The truck pulls a light weight of 1 * 10 ^ 3 kg with acceleration without an initial speed and covers
The truck pulls a light weight of 1 * 10 ^ 3 kg with acceleration without an initial speed and covers a distance of 0.4 km in 50 seconds. Determine the tension (mm) of the cable if its stiffness is 2 * 10 ^ 6 N / m. Young’s modulus is 200 GPa.
m = 1 * 10 ^ 3 kg.
V0 = 0 m / s.
t = 50 s.
S = 0.4 km = 400 m.
k = 2 * 10 ^ 6 N / m.
E = 200 GPa = 200 * 10 ^ 9 Pa.
Δl -?
Let us find the acceleration of a passenger car a from the formula for uniformly accelerated motion: S = V0 * t + a * t ^ 2/2. Since V0 = 0 m / s, then S = a * t ^ 2/2.
a = 2 * S / t ^ 2.
a = 2 * 400 m / (50 s) ^ 2 = 0.32 m / s2.

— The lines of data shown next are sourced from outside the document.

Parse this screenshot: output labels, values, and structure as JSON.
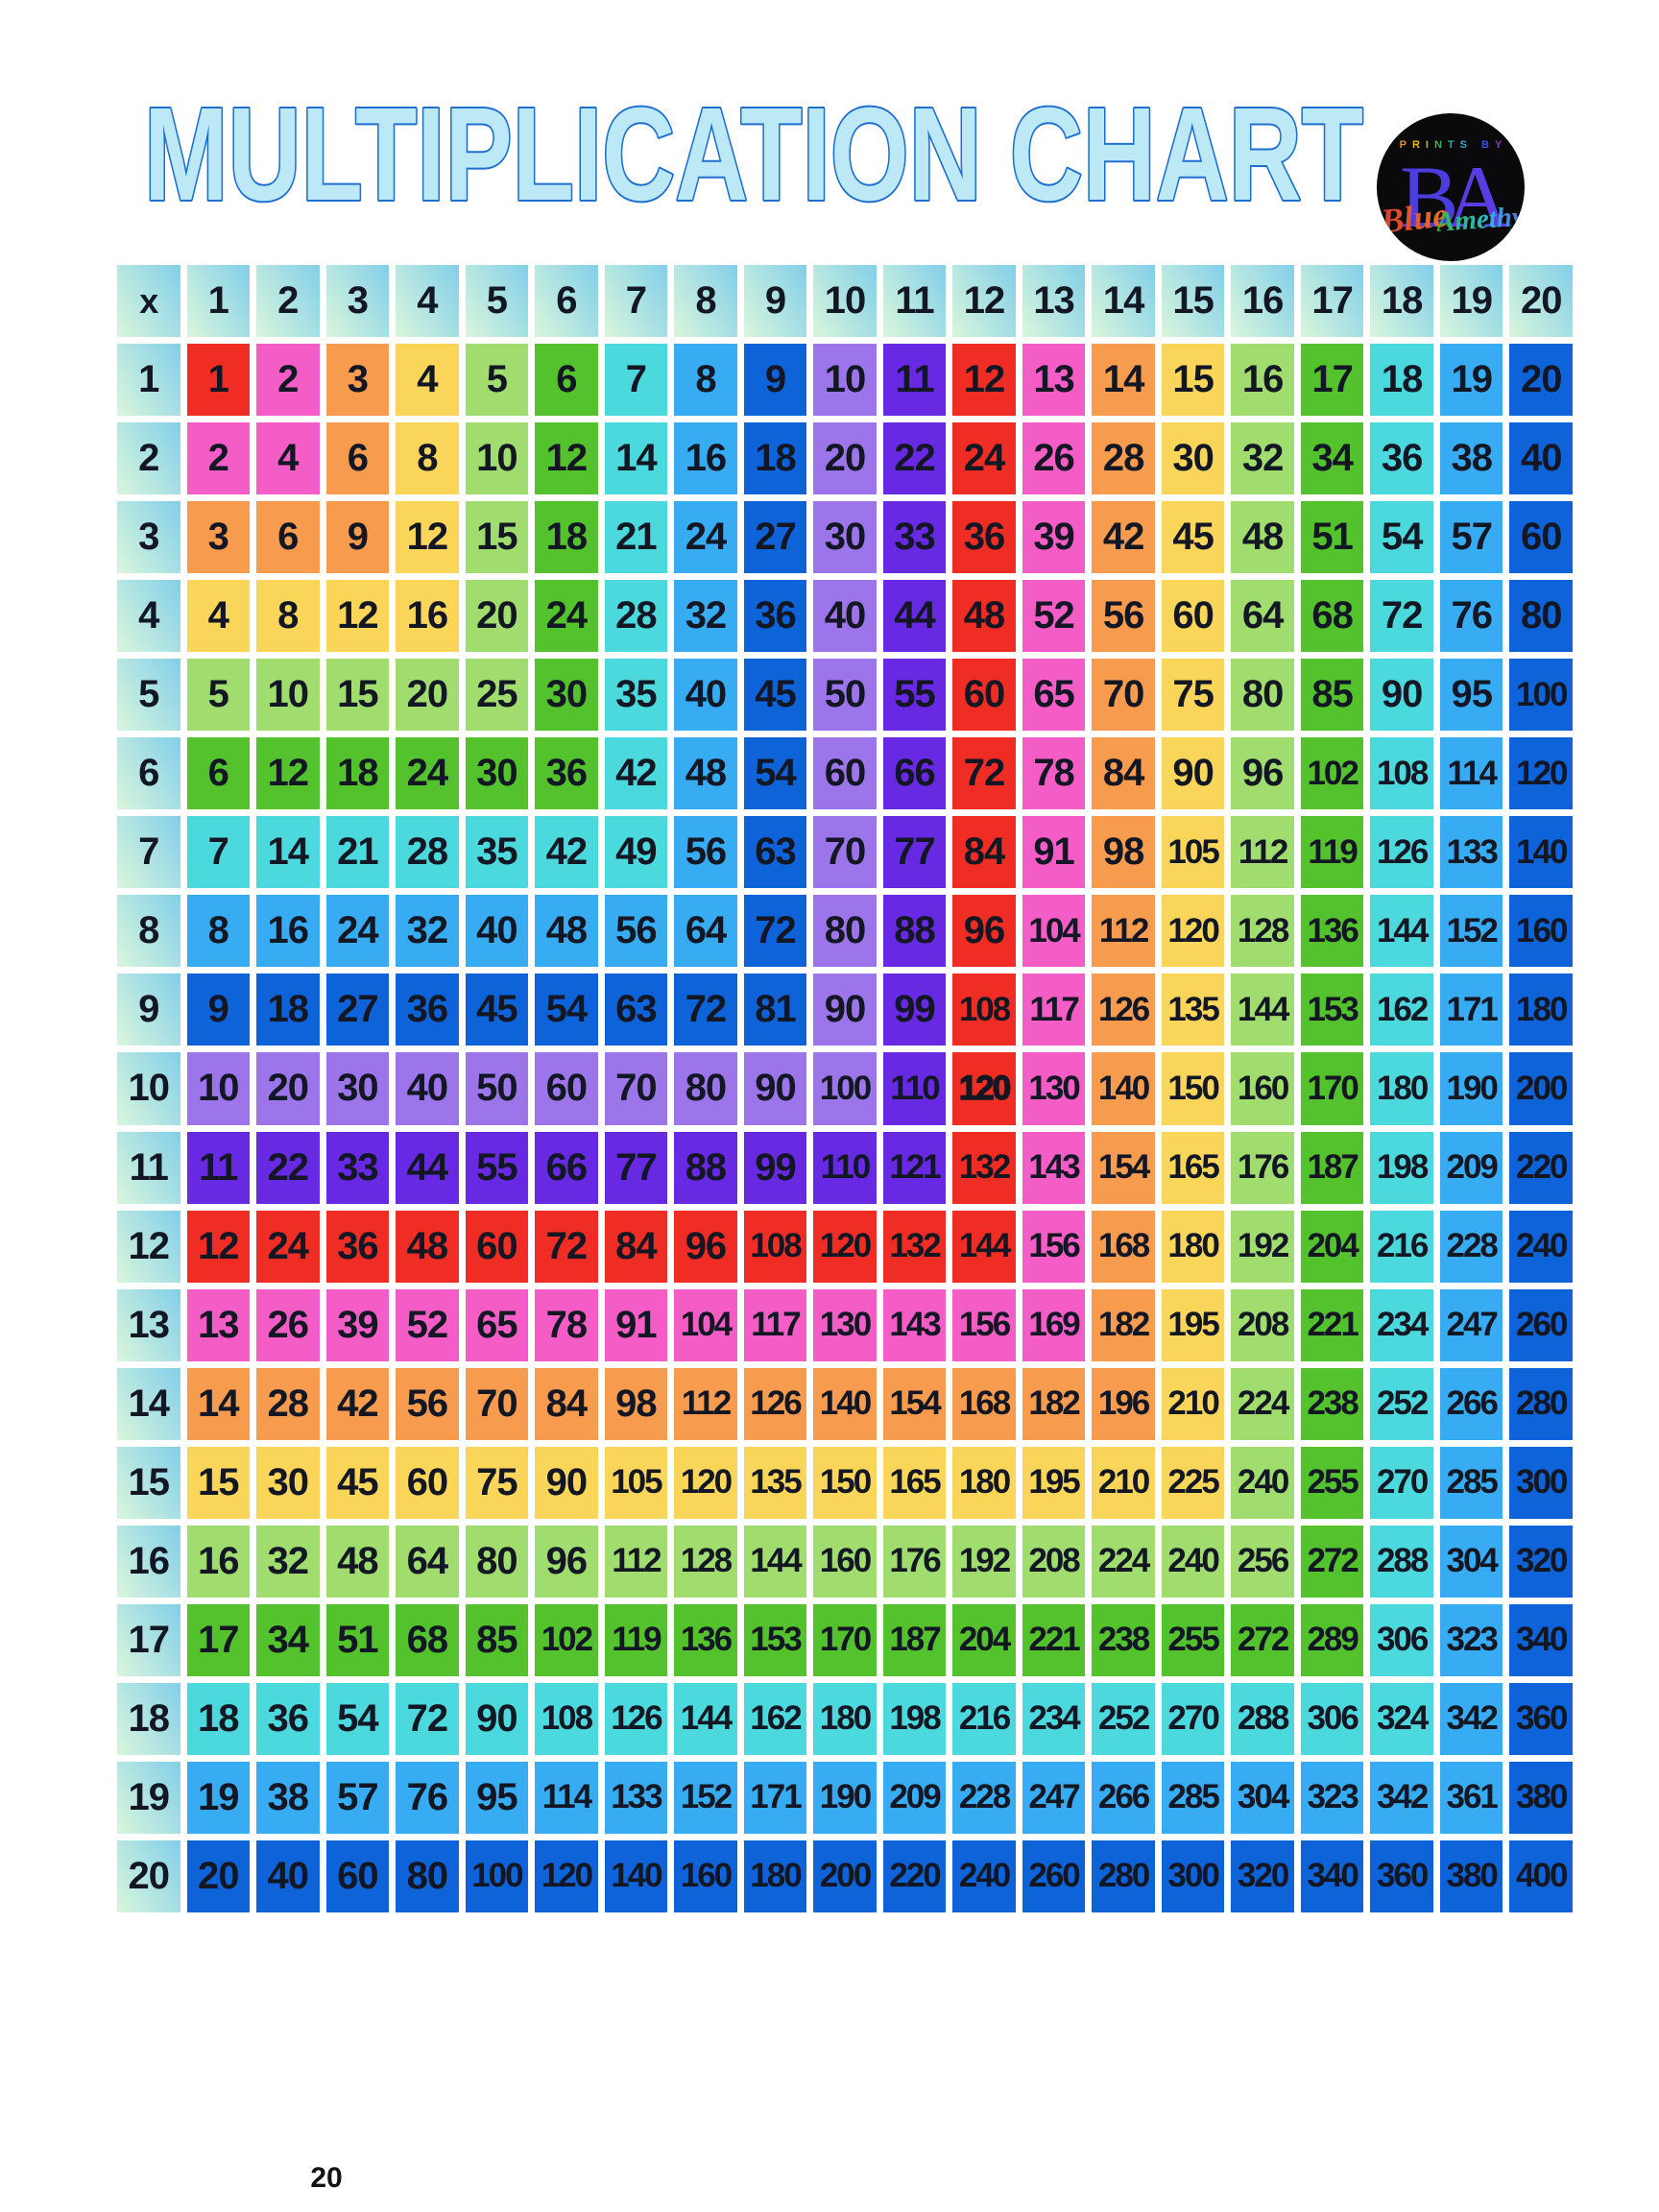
{
  "title": "MULTIPLICATION CHART",
  "logo": {
    "top_text": "PRINTS BY",
    "monogram_b": "B",
    "monogram_a": "A",
    "script_word_1": "Blue",
    "script_word_2": "Amethyst"
  },
  "footer": {
    "page_number": "20"
  },
  "colors": {
    "background": "#FFFFFF",
    "text": "#131723",
    "title_fill": "#BDE9F6",
    "title_stroke": "#1E6FD2",
    "header_gradient": [
      "#DAF6DC",
      "#82CFE9"
    ],
    "palette_cycle": [
      "#EF2D24",
      "#F45CC6",
      "#F79B4E",
      "#F9D65A",
      "#A0DC6E",
      "#54C22D",
      "#4BD9DE",
      "#37ACF2",
      "#0F63D8",
      "#9B75E9",
      "#6729E1"
    ],
    "color_rule": "cell background = palette_cycle[(max(row,col)-1) mod 11]"
  },
  "emphasis_cell": {
    "row": 10,
    "col": 12
  },
  "table": {
    "corner_label": "x",
    "col_headers": [
      1,
      2,
      3,
      4,
      5,
      6,
      7,
      8,
      9,
      10,
      11,
      12,
      13,
      14,
      15,
      16,
      17,
      18,
      19,
      20
    ],
    "row_headers": [
      1,
      2,
      3,
      4,
      5,
      6,
      7,
      8,
      9,
      10,
      11,
      12,
      13,
      14,
      15,
      16,
      17,
      18,
      19,
      20
    ],
    "rows": [
      [
        1,
        2,
        3,
        4,
        5,
        6,
        7,
        8,
        9,
        10,
        11,
        12,
        13,
        14,
        15,
        16,
        17,
        18,
        19,
        20
      ],
      [
        2,
        4,
        6,
        8,
        10,
        12,
        14,
        16,
        18,
        20,
        22,
        24,
        26,
        28,
        30,
        32,
        34,
        36,
        38,
        40
      ],
      [
        3,
        6,
        9,
        12,
        15,
        18,
        21,
        24,
        27,
        30,
        33,
        36,
        39,
        42,
        45,
        48,
        51,
        54,
        57,
        60
      ],
      [
        4,
        8,
        12,
        16,
        20,
        24,
        28,
        32,
        36,
        40,
        44,
        48,
        52,
        56,
        60,
        64,
        68,
        72,
        76,
        80
      ],
      [
        5,
        10,
        15,
        20,
        25,
        30,
        35,
        40,
        45,
        50,
        55,
        60,
        65,
        70,
        75,
        80,
        85,
        90,
        95,
        100
      ],
      [
        6,
        12,
        18,
        24,
        30,
        36,
        42,
        48,
        54,
        60,
        66,
        72,
        78,
        84,
        90,
        96,
        102,
        108,
        114,
        120
      ],
      [
        7,
        14,
        21,
        28,
        35,
        42,
        49,
        56,
        63,
        70,
        77,
        84,
        91,
        98,
        105,
        112,
        119,
        126,
        133,
        140
      ],
      [
        8,
        16,
        24,
        32,
        40,
        48,
        56,
        64,
        72,
        80,
        88,
        96,
        104,
        112,
        120,
        128,
        136,
        144,
        152,
        160
      ],
      [
        9,
        18,
        27,
        36,
        45,
        54,
        63,
        72,
        81,
        90,
        99,
        108,
        117,
        126,
        135,
        144,
        153,
        162,
        171,
        180
      ],
      [
        10,
        20,
        30,
        40,
        50,
        60,
        70,
        80,
        90,
        100,
        110,
        120,
        130,
        140,
        150,
        160,
        170,
        180,
        190,
        200
      ],
      [
        11,
        22,
        33,
        44,
        55,
        66,
        77,
        88,
        99,
        110,
        121,
        132,
        143,
        154,
        165,
        176,
        187,
        198,
        209,
        220
      ],
      [
        12,
        24,
        36,
        48,
        60,
        72,
        84,
        96,
        108,
        120,
        132,
        144,
        156,
        168,
        180,
        192,
        204,
        216,
        228,
        240
      ],
      [
        13,
        26,
        39,
        52,
        65,
        78,
        91,
        104,
        117,
        130,
        143,
        156,
        169,
        182,
        195,
        208,
        221,
        234,
        247,
        260
      ],
      [
        14,
        28,
        42,
        56,
        70,
        84,
        98,
        112,
        126,
        140,
        154,
        168,
        182,
        196,
        210,
        224,
        238,
        252,
        266,
        280
      ],
      [
        15,
        30,
        45,
        60,
        75,
        90,
        105,
        120,
        135,
        150,
        165,
        180,
        195,
        210,
        225,
        240,
        255,
        270,
        285,
        300
      ],
      [
        16,
        32,
        48,
        64,
        80,
        96,
        112,
        128,
        144,
        160,
        176,
        192,
        208,
        224,
        240,
        256,
        272,
        288,
        304,
        320
      ],
      [
        17,
        34,
        51,
        68,
        85,
        102,
        119,
        136,
        153,
        170,
        187,
        204,
        221,
        238,
        255,
        272,
        289,
        306,
        323,
        340
      ],
      [
        18,
        36,
        54,
        72,
        90,
        108,
        126,
        144,
        162,
        180,
        198,
        216,
        234,
        252,
        270,
        288,
        306,
        324,
        342,
        360
      ],
      [
        19,
        38,
        57,
        76,
        95,
        114,
        133,
        152,
        171,
        190,
        209,
        228,
        247,
        266,
        285,
        304,
        323,
        342,
        361,
        380
      ],
      [
        20,
        40,
        60,
        80,
        100,
        120,
        140,
        160,
        180,
        200,
        220,
        240,
        260,
        280,
        300,
        320,
        340,
        360,
        380,
        400
      ]
    ]
  }
}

If we neglect the friction force, then the movement of the car occurs under the action of the cable tension force: m * a = Fcont.
Fcont / S = E * Δl / l0 – Hooke’s law.
Fcont = E * Δl * S / l0.
The value E * S / l0 is called the stiffness coefficient k: k = E * S / l0.
Fcont = k * Δl.
Δl = Fcont / k = m * a / k.
Δl = 1 * 10 ^ 3 kg * 0.32 m / s2 / 2 * 10 ^ 6 N / m = 0.00016 m = 0.16 mm.
Answer: the elongation of the transport cable is Δl = 0.16 mm.